Assuming that $x:\Bbb{R}^{+}\to\Bbb{R}^n$ be differentiable. I want to prove that
\begin{align}f:\Bbb{R}^{+}\to\Bbb{R}\end{align} \begin{align}t\mapsto f(t)=\Vert x(t)\Vert^2\end{align} is differentiable and then, compute \begin{align}\frac{d}{dt}\Vert x(t)\Vert^2\end{align} where $\Vert x\Vert$ is the Euclidean.
MY WORK
I know that the answer is: \begin{align}\frac{d}{dt}\Vert x(t)\Vert^2=2\dot{x}\cdot x\end{align} but I want to prove it. Nevertheless, I am thinking of using composition of functions and then use bilinearity. So, I have
\begin{align}k:\Bbb{R}^{+}\to\Bbb{R}^n\backslash {0}\times \Bbb{R} \end{align} \begin{align}t\mapsto (x(t),\langle x(t),x(t)\rangle)\end{align} and \begin{align}g:\Bbb{R}^n\backslash {0}\times \Bbb{R}\to \Bbb{R} \end{align} \begin{align}(x(t),\langle x(t),x(t)\rangle)\mapsto \Vert x(t)\Vert^2\end{align} Then, $f=g\circ k$ so that \begin{align}f'(x)(k)=g'\left(h(x))(h'(x)k\right)\end{align} \begin{align}=g'\left((x(t),\langle x(t),x(t)\rangle))(x'(t),2\Vert x(t)\Vert^2 x'(t)\right)\end{align} \begin{align}=g\left((x(t),2 \langle x(t),x(t)\rangle x'(t)))+g(x'(t),\langle x(t),x(t)\rangle\right)\end{align} Even with this approach of mine, I'm not seeing a way-through! Any help please?

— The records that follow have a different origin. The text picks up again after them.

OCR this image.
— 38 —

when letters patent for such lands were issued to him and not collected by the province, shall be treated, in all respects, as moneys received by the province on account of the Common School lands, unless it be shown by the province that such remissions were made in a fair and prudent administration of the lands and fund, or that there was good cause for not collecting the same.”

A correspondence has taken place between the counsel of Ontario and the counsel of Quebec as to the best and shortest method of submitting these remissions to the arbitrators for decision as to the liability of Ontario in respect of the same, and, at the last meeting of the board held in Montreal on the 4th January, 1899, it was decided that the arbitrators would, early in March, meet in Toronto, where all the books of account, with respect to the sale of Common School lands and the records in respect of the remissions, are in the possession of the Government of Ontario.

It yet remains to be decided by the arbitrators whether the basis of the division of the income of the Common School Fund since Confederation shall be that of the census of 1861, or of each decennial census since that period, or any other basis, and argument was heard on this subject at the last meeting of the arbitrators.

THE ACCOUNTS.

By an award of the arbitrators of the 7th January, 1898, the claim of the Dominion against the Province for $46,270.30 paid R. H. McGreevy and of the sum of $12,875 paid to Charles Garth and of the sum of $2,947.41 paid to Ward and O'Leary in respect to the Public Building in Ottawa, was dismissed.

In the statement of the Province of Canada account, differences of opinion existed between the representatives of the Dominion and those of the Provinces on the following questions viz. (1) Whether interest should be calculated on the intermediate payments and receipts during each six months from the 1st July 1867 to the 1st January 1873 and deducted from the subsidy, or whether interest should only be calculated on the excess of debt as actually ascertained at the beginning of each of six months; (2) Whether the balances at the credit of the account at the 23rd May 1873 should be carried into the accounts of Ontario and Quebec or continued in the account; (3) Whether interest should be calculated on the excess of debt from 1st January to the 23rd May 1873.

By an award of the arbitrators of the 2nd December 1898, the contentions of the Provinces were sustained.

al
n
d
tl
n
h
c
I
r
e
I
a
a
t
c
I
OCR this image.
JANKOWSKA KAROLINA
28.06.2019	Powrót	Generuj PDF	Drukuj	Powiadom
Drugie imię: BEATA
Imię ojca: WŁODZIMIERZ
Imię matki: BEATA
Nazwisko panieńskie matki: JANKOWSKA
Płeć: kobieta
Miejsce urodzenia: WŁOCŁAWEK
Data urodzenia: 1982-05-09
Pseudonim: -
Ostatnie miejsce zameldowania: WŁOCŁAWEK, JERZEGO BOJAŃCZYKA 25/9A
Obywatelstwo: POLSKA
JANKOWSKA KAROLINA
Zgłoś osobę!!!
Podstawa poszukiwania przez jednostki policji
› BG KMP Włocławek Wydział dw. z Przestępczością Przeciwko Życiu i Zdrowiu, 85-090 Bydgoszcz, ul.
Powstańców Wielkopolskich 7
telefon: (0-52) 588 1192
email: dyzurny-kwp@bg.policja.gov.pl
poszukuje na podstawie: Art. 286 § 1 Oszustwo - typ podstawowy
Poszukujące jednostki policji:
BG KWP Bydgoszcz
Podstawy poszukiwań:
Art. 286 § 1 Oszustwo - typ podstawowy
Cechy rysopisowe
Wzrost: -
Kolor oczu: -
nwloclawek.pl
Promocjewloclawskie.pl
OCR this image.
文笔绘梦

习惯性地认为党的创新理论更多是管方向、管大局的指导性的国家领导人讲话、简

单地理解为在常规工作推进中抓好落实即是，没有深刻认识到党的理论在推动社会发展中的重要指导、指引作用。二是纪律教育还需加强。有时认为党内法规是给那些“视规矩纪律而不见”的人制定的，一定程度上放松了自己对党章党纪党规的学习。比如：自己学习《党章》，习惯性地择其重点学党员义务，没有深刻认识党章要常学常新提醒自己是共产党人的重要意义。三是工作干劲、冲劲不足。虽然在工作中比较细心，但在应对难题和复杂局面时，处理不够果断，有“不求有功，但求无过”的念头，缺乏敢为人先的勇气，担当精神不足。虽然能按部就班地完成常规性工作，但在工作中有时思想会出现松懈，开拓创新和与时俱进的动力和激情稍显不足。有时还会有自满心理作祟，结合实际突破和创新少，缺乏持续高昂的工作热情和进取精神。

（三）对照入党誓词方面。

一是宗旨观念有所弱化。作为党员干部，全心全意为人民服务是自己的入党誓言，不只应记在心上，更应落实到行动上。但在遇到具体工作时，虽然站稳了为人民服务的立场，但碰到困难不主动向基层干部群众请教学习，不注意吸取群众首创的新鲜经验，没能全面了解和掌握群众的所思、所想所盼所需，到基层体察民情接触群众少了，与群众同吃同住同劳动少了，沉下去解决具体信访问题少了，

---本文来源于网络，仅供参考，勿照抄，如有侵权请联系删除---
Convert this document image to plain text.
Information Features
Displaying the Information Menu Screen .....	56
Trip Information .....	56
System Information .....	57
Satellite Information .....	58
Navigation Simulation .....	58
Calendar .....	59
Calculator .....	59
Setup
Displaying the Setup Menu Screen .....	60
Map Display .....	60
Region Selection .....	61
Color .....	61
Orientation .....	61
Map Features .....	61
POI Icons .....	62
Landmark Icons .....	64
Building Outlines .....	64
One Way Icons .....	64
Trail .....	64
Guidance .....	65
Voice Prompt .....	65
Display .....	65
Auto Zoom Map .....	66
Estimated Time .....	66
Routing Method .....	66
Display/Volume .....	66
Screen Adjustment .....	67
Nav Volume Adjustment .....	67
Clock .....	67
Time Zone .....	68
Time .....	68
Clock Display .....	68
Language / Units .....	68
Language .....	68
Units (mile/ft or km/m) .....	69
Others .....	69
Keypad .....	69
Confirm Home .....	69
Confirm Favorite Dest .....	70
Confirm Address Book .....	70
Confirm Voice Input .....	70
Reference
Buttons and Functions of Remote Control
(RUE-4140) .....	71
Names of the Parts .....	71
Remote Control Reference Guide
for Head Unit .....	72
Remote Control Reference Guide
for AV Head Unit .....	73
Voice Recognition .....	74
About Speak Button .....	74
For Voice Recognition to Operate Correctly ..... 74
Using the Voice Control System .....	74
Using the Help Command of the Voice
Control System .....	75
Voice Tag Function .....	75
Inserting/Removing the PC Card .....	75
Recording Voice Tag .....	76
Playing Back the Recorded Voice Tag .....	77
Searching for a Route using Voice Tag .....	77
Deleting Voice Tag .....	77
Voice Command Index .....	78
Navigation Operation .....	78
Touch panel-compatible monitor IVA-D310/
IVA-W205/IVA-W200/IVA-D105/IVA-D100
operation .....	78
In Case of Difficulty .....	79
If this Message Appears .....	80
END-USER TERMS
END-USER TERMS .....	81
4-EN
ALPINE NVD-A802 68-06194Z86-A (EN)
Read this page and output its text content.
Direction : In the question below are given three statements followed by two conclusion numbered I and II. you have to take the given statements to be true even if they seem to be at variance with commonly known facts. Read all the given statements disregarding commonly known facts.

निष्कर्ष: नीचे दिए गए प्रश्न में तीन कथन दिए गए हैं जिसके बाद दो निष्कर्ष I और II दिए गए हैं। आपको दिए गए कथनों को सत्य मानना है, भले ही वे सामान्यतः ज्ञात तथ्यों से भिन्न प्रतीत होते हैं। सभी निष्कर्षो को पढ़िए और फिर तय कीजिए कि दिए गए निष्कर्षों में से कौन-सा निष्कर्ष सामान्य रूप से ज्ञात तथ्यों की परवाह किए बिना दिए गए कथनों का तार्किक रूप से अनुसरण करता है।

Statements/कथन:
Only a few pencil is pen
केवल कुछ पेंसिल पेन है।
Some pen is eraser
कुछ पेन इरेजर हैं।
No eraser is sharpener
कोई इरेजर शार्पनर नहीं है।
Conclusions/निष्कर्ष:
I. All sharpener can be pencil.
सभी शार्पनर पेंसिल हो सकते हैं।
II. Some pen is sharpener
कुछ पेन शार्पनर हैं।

I don’t understand why you use a complex map like $k$.
You can write $f=f_2\circ f_1$, where $f_1(t)=x(t)$ and $f_2: x \mapsto \Vert x \Vert^2 =\langle x,x \rangle$.
The Fréchet derivative of $f_2$ at $x$ is $f_2^\prime(x).u = 2 \langle x,u\rangle$ as $$\langle x+u,x+u\rangle = \langle x ,x \rangle+2\langle x,u\rangle +\langle u ,u \rangle$$
and $\lim\limits_{u \to 0} \dfrac{\langle u, u \rangle}{\Vert u \Vert}=0$.
Then applying the chain rule you get the result $f^\prime(t)= 2\langle x(t),x^\prime(t)\rangle$.